The labor force in Madison County has been declining, falling to 60,613 for 2007. This marks an 8.8 percent decline over the past decade. Some of this change is likely due to the aging of the county workforce. Many older workers have retired, thus reducing the size of the workforce. The number of workers employed fell to 56,805 for 2007—an 11.4 percent decline over the past decade. The largest employment category for the county is now health care. The average wage in health care is approximately half of the average wage in manufacturing. Manufacturing has fallen to the third largest employment category behind health care and retail. Retail workers have an average annual wage that is about one-third of that for manufacturing workers. Clearly, the outcomes in the labor market have significant implications for the community's income.

From 2001 to 2006, real net earnings for residents of Madison County fell by 2.4 percent. We ranked eighty-fourth out of ninety-two counties. Even as county income has been falling, transfer payments to retirees have risen by nearly 21 percent over that same time period. If it had not been for transfer payments to retirees, our income performance would have been weaker. The weakness of the labor market, falling income, and distributional issues have affected the poverty rate in the county. By 2005, the poverty rate had increased to almost 12 percent.
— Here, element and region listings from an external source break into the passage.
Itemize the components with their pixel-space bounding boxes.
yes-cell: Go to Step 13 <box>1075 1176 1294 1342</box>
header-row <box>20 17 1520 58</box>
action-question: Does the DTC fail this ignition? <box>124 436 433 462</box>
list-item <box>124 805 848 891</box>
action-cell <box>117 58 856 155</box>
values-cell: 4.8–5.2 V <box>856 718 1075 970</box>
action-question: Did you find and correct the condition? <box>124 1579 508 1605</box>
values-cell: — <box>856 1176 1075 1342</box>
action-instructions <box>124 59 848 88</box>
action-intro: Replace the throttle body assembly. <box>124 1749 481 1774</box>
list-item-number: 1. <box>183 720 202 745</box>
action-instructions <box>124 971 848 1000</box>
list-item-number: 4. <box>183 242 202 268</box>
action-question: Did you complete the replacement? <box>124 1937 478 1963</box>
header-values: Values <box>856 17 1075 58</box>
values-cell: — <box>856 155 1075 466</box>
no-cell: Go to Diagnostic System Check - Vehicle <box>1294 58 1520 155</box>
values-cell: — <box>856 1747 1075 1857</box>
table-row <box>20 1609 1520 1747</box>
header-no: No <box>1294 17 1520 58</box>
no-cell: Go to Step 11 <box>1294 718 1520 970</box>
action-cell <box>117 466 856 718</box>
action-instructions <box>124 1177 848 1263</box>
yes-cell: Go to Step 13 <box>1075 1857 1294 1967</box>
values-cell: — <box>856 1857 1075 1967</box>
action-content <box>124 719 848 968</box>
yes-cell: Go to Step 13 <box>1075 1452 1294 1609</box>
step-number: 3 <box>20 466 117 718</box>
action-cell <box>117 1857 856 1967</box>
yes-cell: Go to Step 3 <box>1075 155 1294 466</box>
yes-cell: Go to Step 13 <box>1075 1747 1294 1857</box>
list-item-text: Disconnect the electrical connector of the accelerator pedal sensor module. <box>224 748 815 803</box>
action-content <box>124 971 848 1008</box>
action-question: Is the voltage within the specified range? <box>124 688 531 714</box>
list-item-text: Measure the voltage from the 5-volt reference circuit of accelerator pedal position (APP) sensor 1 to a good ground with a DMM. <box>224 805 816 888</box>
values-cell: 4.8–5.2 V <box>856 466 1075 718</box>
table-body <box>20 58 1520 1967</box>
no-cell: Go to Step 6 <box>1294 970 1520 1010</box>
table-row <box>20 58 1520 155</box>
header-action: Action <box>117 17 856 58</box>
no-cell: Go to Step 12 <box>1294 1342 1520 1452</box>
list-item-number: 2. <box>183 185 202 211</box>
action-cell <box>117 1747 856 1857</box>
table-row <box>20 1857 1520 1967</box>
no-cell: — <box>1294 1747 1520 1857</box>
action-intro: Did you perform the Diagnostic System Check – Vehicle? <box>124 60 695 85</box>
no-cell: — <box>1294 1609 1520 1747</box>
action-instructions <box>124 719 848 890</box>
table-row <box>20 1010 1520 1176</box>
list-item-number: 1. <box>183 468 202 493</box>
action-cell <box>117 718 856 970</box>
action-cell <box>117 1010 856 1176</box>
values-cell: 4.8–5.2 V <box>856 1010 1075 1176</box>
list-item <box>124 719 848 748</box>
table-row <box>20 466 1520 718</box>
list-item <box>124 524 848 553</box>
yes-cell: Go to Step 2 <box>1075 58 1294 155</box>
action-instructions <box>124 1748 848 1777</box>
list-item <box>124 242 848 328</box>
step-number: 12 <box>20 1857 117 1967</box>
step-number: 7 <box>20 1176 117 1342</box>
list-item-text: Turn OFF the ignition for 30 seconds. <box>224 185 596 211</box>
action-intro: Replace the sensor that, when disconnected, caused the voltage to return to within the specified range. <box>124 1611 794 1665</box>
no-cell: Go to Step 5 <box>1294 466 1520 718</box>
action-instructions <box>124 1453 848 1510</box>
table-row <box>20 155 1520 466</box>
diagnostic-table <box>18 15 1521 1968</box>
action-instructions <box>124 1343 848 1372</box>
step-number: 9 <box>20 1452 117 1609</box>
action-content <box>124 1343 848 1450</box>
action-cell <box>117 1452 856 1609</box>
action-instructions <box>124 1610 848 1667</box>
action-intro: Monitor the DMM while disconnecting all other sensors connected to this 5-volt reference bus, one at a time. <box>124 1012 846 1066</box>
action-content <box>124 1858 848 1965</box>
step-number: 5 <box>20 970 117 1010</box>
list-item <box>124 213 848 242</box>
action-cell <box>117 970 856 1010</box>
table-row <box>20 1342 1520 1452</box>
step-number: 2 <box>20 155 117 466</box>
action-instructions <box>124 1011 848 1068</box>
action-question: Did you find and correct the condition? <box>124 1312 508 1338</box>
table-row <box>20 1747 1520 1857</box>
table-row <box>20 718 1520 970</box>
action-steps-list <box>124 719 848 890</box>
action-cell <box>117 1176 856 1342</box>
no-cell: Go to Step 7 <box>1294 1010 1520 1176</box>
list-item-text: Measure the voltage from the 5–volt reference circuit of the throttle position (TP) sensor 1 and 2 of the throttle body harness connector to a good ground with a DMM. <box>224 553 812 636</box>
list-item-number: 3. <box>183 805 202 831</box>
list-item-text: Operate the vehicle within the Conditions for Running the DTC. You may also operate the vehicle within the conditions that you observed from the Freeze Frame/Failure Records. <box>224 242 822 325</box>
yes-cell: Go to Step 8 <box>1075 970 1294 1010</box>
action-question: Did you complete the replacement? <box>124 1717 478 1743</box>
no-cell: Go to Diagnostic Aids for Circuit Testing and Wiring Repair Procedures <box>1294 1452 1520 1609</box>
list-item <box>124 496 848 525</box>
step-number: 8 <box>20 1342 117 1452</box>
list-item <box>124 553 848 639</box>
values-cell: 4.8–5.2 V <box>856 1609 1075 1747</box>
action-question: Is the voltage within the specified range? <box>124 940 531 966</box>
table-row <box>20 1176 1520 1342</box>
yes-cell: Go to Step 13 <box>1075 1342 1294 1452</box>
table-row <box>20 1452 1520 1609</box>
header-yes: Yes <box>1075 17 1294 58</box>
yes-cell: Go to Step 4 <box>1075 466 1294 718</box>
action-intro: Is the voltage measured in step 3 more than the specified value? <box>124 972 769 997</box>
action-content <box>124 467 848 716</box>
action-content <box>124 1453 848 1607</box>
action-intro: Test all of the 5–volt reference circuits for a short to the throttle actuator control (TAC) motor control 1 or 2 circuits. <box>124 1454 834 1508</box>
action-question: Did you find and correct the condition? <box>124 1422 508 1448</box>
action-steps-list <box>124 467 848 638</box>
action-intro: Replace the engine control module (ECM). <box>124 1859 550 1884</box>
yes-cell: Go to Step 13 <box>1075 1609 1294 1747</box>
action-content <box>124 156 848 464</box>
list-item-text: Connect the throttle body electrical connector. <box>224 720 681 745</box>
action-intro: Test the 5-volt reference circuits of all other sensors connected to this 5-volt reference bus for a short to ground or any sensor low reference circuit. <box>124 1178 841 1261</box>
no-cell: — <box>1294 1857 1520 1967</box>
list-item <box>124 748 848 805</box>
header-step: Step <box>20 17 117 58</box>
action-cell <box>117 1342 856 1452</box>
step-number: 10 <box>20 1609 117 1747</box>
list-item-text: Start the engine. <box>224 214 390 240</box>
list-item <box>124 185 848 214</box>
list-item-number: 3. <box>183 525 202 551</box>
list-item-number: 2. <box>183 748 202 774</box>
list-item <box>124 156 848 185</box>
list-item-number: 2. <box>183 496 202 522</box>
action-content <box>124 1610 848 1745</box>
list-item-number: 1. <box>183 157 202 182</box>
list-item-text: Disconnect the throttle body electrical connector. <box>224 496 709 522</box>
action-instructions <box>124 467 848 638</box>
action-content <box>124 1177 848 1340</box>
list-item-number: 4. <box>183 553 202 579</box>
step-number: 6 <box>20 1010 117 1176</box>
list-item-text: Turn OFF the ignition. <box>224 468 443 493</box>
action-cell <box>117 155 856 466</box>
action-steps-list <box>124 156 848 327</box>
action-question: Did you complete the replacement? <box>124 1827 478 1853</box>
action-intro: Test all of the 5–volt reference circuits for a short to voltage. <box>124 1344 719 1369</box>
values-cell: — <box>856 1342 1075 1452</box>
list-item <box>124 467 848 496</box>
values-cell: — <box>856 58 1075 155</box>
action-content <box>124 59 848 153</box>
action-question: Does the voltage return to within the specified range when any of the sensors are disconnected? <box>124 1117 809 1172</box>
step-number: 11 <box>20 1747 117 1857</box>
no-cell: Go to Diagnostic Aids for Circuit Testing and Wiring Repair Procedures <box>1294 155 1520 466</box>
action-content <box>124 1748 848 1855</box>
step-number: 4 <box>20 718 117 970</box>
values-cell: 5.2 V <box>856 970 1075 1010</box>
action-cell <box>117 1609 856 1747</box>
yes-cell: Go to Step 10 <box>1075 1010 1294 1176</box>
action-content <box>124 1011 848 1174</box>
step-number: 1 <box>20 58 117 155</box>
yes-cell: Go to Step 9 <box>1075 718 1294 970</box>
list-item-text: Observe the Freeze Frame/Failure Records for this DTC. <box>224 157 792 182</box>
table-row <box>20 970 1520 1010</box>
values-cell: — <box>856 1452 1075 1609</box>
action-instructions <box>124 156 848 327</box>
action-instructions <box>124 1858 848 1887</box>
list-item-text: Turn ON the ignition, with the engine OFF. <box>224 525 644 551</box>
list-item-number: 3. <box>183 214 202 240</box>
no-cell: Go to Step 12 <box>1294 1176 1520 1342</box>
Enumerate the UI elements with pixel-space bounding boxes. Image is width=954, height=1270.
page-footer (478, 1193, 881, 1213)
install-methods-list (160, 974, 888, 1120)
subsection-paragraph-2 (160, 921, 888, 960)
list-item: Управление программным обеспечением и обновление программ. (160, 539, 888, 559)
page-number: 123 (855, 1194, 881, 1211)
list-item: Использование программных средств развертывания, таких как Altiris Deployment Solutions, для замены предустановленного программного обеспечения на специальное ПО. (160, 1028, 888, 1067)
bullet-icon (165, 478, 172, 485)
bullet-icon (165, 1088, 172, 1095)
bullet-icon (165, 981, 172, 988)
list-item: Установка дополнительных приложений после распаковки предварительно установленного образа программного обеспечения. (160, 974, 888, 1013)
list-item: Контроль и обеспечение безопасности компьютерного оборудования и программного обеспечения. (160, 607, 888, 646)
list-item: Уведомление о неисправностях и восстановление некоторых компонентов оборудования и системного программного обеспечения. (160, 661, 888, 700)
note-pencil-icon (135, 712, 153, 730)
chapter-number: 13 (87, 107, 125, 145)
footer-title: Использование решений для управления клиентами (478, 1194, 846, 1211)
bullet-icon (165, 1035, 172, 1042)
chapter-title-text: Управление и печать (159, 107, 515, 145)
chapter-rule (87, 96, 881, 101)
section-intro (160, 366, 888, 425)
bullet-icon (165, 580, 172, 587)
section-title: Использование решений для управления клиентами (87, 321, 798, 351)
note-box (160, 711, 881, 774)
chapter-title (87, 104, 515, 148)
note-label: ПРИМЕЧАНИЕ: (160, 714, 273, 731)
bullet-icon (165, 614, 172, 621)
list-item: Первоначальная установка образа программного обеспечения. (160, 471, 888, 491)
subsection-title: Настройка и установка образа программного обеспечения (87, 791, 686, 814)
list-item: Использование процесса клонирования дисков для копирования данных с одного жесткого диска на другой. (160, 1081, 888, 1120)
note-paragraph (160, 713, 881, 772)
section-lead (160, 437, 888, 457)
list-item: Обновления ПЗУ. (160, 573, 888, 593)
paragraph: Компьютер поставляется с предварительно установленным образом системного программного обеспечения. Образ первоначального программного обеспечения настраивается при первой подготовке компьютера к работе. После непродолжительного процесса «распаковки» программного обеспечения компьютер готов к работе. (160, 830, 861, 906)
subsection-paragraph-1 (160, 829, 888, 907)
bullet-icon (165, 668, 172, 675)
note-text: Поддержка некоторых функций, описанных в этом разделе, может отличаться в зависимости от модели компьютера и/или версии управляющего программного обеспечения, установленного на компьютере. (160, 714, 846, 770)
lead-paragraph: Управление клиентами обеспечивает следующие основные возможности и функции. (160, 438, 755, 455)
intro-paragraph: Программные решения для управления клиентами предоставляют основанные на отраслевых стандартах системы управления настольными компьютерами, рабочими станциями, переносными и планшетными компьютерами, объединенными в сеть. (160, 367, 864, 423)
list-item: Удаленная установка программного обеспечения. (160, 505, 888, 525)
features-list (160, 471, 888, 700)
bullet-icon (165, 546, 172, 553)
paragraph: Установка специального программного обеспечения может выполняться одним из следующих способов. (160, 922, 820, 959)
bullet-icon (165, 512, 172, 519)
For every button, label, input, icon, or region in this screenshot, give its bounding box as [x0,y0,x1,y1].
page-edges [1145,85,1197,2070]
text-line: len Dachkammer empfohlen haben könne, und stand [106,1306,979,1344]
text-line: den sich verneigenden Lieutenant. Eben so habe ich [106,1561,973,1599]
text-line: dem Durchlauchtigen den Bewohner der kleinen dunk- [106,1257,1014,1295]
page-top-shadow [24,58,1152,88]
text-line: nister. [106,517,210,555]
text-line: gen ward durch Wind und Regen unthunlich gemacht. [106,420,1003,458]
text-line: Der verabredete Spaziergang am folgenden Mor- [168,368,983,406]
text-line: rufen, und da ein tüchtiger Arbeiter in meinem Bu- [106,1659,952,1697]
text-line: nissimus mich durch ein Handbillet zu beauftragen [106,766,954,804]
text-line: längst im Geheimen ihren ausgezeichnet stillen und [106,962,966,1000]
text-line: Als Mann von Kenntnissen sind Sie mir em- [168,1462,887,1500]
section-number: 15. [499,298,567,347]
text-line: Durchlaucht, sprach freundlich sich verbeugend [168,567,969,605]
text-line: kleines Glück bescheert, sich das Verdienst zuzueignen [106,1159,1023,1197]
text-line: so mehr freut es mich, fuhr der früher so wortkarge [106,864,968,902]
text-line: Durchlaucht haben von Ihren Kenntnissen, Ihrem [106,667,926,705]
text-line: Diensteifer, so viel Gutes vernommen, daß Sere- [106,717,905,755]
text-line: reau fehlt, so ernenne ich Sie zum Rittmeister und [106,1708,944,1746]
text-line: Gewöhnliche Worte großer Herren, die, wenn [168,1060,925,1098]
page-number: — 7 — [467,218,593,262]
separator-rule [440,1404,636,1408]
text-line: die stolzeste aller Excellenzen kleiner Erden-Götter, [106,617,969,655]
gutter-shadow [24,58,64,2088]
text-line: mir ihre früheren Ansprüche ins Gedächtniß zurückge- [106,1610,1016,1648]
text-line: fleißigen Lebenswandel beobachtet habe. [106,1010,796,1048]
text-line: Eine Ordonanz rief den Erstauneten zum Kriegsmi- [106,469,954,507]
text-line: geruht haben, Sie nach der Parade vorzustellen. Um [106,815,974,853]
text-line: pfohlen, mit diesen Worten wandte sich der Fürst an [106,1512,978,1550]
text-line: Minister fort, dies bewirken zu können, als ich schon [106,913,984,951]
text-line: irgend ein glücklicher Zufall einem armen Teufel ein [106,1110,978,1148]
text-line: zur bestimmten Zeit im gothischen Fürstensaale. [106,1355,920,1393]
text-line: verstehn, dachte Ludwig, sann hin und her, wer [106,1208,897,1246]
Of course, the key to rebuilding the city depends upon rebuilding the economic base. Leadership has the choice of internal job creation or external job attraction. However, both of these choices will depend upon the quality of education created within the community. The jobs that we create internally will provide greater value as we improve the education levels of the workforce. The same holds true for external jobs attracted to the city. We can only attract high value-added jobs if the workforce is well educated. Our economic outlook for the future will improve as we improve our educational performance.